When I initially e-mailed organizer Kam Davies she stated she “couldn’t tell me the fees/expenses they were going to incur because not all vendors had committed or paid up” by that time. Subsequent e-mails to her went unanswered as the more details and reasoning that was asked for became more important to hide evidently.

But get this, fellow vendors and valley citizens: Now that the organizers have taken in three times (40-plus vendors) the fees, rather than allow anyone outside of Basalt town manager Bill Kane, themselves and a few chosen others, they’re not allowing regular people to look at their income and see how they’re spending it. They now, according to Kane, are invoking being a 501(3)C corporation, and he “only got to look at their books based on confidentiality.” Makes you wonder, doesn’t it?

A plan that initially was expected to gather $3,500 to $5,300 (over twice what Carbondale receives and uses just fine) is now taking in around $14,000! My, my … what to do with all that (unforeseen) money!

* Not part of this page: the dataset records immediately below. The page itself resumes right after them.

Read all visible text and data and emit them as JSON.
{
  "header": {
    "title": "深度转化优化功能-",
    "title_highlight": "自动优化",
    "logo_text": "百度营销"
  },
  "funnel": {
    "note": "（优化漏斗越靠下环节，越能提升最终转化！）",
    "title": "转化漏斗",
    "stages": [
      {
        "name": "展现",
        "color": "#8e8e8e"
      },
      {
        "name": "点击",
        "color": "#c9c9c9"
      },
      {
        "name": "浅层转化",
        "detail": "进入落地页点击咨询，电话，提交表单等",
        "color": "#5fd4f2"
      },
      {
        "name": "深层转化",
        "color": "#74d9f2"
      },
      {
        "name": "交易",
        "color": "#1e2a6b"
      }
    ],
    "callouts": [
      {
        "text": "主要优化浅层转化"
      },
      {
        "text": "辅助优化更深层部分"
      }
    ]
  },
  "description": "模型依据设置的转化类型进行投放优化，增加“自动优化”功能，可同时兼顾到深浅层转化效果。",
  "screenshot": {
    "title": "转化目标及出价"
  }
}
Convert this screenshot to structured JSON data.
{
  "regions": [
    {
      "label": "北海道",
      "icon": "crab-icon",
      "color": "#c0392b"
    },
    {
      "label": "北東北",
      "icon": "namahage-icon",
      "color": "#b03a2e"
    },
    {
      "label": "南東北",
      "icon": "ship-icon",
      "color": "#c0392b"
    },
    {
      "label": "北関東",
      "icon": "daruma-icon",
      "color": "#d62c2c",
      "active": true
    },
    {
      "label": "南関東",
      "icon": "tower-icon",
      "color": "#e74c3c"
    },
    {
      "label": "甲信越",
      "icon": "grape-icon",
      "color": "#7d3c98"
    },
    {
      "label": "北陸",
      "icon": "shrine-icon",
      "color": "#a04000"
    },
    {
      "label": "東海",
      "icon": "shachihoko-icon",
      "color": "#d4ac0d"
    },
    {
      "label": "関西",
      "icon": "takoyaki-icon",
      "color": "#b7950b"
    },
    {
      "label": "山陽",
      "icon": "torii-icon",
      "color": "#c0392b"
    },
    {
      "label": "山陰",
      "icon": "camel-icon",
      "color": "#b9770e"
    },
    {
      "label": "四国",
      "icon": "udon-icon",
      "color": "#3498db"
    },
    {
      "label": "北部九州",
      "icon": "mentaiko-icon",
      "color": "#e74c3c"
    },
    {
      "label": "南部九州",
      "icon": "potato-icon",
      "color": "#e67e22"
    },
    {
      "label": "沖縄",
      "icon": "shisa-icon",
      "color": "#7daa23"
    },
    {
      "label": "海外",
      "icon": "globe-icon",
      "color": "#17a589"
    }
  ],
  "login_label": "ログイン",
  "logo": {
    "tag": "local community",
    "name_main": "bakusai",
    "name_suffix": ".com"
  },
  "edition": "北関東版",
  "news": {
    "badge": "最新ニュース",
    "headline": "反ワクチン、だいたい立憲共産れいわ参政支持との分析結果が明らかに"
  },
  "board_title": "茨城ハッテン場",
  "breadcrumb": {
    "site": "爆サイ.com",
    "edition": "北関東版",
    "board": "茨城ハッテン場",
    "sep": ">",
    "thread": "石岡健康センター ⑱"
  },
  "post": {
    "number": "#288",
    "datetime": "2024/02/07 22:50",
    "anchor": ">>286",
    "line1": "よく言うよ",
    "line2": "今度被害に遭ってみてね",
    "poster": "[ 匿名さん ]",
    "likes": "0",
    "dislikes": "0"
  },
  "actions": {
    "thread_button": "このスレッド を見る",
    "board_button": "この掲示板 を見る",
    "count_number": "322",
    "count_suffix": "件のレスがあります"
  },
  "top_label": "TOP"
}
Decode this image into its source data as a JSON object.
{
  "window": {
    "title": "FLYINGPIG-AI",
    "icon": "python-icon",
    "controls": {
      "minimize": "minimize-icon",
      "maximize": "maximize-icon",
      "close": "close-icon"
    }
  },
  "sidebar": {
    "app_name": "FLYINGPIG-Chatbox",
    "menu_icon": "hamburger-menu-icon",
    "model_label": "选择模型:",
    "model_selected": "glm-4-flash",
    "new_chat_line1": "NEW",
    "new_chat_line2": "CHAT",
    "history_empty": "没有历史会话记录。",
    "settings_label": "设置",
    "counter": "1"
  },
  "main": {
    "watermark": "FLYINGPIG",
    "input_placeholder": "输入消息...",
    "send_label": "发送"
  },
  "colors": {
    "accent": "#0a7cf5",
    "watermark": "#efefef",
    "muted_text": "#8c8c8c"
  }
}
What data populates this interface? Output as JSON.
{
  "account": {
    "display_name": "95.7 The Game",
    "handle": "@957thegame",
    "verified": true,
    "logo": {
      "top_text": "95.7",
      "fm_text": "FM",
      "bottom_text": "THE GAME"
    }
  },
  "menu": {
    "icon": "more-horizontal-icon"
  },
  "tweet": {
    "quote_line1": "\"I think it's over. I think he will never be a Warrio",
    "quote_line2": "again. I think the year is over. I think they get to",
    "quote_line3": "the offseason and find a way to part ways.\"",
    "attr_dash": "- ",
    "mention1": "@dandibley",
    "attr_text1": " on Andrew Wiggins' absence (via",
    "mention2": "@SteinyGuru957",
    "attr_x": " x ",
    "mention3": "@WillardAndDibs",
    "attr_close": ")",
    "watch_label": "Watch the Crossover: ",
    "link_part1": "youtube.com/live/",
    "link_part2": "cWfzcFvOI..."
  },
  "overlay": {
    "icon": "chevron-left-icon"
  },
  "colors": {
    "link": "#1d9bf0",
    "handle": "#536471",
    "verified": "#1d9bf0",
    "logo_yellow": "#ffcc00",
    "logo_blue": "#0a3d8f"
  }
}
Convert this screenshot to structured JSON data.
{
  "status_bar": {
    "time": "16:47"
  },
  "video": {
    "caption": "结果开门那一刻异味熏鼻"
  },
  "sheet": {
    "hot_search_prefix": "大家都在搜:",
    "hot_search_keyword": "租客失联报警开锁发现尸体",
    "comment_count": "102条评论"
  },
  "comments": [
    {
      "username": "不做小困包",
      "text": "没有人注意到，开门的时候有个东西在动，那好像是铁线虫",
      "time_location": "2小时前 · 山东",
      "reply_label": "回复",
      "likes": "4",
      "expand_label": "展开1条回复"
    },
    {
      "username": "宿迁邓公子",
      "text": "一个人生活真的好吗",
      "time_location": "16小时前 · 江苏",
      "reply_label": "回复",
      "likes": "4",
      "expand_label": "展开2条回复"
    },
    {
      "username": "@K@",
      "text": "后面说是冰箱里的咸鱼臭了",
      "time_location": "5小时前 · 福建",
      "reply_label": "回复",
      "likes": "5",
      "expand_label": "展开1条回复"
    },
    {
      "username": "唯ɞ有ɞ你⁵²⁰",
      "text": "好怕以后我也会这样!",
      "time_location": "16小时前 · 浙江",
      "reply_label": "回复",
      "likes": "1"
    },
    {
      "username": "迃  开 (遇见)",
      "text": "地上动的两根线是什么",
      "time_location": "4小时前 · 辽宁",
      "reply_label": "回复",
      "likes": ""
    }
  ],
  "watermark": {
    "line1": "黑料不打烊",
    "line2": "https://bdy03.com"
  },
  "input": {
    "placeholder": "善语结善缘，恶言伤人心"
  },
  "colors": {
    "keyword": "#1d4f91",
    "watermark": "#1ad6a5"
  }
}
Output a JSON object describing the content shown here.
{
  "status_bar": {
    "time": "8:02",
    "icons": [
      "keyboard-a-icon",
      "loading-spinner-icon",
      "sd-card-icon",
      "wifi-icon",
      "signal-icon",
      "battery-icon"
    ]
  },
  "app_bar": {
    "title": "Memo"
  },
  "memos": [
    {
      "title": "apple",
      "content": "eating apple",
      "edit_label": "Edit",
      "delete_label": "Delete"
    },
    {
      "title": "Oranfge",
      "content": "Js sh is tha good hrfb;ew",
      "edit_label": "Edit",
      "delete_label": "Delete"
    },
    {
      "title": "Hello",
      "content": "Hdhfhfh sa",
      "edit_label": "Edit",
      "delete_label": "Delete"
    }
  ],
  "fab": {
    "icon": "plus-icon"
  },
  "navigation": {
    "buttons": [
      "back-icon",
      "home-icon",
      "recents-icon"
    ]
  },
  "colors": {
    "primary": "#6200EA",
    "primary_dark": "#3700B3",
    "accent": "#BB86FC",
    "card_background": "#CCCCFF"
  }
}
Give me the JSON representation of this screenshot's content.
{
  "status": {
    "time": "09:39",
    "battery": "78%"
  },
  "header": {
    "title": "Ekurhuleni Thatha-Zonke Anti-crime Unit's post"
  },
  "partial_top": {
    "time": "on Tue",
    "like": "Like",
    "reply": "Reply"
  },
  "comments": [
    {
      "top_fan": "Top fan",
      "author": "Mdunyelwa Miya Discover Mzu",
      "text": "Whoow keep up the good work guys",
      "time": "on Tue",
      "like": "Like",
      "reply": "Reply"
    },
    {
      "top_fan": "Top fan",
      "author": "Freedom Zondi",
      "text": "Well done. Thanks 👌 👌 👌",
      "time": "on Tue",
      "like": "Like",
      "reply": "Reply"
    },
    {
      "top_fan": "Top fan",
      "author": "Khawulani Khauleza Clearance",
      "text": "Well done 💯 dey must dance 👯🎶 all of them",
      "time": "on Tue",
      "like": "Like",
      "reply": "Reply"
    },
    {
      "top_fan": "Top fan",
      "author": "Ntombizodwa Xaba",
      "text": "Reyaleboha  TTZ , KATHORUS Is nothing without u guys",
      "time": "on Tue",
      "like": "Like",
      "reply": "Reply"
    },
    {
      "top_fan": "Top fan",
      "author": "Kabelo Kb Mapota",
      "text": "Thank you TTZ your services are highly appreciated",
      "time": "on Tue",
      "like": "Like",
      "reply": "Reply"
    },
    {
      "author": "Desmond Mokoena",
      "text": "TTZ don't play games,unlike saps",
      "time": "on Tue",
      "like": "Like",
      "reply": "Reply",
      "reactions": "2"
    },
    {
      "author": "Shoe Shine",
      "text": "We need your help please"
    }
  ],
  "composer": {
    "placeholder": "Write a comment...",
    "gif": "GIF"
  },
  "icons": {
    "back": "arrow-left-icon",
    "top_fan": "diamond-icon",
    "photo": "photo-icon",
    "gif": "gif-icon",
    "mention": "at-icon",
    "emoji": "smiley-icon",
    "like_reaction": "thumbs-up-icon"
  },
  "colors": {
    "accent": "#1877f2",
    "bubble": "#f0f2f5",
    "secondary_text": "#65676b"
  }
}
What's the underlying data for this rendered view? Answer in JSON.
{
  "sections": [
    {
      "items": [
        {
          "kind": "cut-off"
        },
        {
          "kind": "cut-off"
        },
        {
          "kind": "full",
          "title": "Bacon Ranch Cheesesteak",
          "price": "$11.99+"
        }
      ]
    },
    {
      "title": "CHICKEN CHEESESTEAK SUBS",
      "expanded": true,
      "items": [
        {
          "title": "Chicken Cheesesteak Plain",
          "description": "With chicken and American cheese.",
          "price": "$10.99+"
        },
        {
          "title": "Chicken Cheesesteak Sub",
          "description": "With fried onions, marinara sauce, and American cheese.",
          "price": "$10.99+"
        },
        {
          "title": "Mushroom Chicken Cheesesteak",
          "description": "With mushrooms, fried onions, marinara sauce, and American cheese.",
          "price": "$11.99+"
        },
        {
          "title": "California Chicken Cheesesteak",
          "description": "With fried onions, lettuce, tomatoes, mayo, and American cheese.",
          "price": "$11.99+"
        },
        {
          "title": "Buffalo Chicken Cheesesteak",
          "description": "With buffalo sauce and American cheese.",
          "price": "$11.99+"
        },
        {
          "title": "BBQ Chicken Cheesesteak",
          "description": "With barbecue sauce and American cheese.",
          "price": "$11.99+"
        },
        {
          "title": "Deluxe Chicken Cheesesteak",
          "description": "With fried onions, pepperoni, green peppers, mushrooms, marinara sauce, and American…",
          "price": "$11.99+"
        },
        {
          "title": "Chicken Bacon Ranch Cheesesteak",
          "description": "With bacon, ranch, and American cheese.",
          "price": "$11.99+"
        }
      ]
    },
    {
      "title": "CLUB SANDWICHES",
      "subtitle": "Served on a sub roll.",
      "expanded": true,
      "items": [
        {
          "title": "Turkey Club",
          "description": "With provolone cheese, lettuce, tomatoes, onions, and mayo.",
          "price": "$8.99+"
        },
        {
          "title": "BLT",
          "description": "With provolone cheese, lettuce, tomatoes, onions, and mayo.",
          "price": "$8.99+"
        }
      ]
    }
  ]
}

Is any part of vendor fees being returned? Are fees being lowered? No. But guess what is being done with the money? The organizers are paying more “managers” (nothing like creating jobs so you can be paid from a nonprofit), paying a local Basalt website provider: Blue Tent Marketing. (Who’s ever heard of going to a website for a farmers market?) And best yet, they’re paying the musicians to come play!

Who decided what musicians or bands will play? Does this mean a struggling musician should take precedent over some other musician? How about Basalt bands vs. folks from Rifle? Why should the market organizers “subsidize” anyone at all? A musician is “selling something” also … themselves … and should be putting out a hat if they want to make money (like at Carbondale’s market). Why should one group of vendors be (over)charged and other “vendors” get paid to be there?

Basically what you have … in the Basalt Sunday Market … is a good idea gone amuck because the organizers put the cart in front of the horse. Rather than see how many people signed up, get their seasoned input, and see what expenses should be engaged, they set about charging fees based on the two most ridiculously overpriced venues in the region … and then decided how to spend the OPM (other people’s money).

Don’t get me wrong … I love farmers markets and have been involved with them for almost two decades, and have many musician-band friends. But sadly, in going this route, the Basalt market organizers have excluded many people who would have liked to have sold there but couldn’t afford it. And in contrast, many of the so-called “vendors” who did pay up aren’t small, farmers-market-type businesses at all, nor truly local in their origination.

In this economy especially, more effort should have been made to research the plan and not just charge folks based on thinking that “anything less than Aspen and Vail is a deal.” Money does not make a successful market, nor advertising, nor mix of vendors, nor excessive managers.

What makes a market successful are vendors who are happy to get the best deal, whereupon they pass along the best prices and please the buying public, not to be forced (if you want to sell) to go along with it.

This season should be completely rethought and a true Farmers Market should emerge … not this “cutesy, aren’t we having fun” agenda that misses many.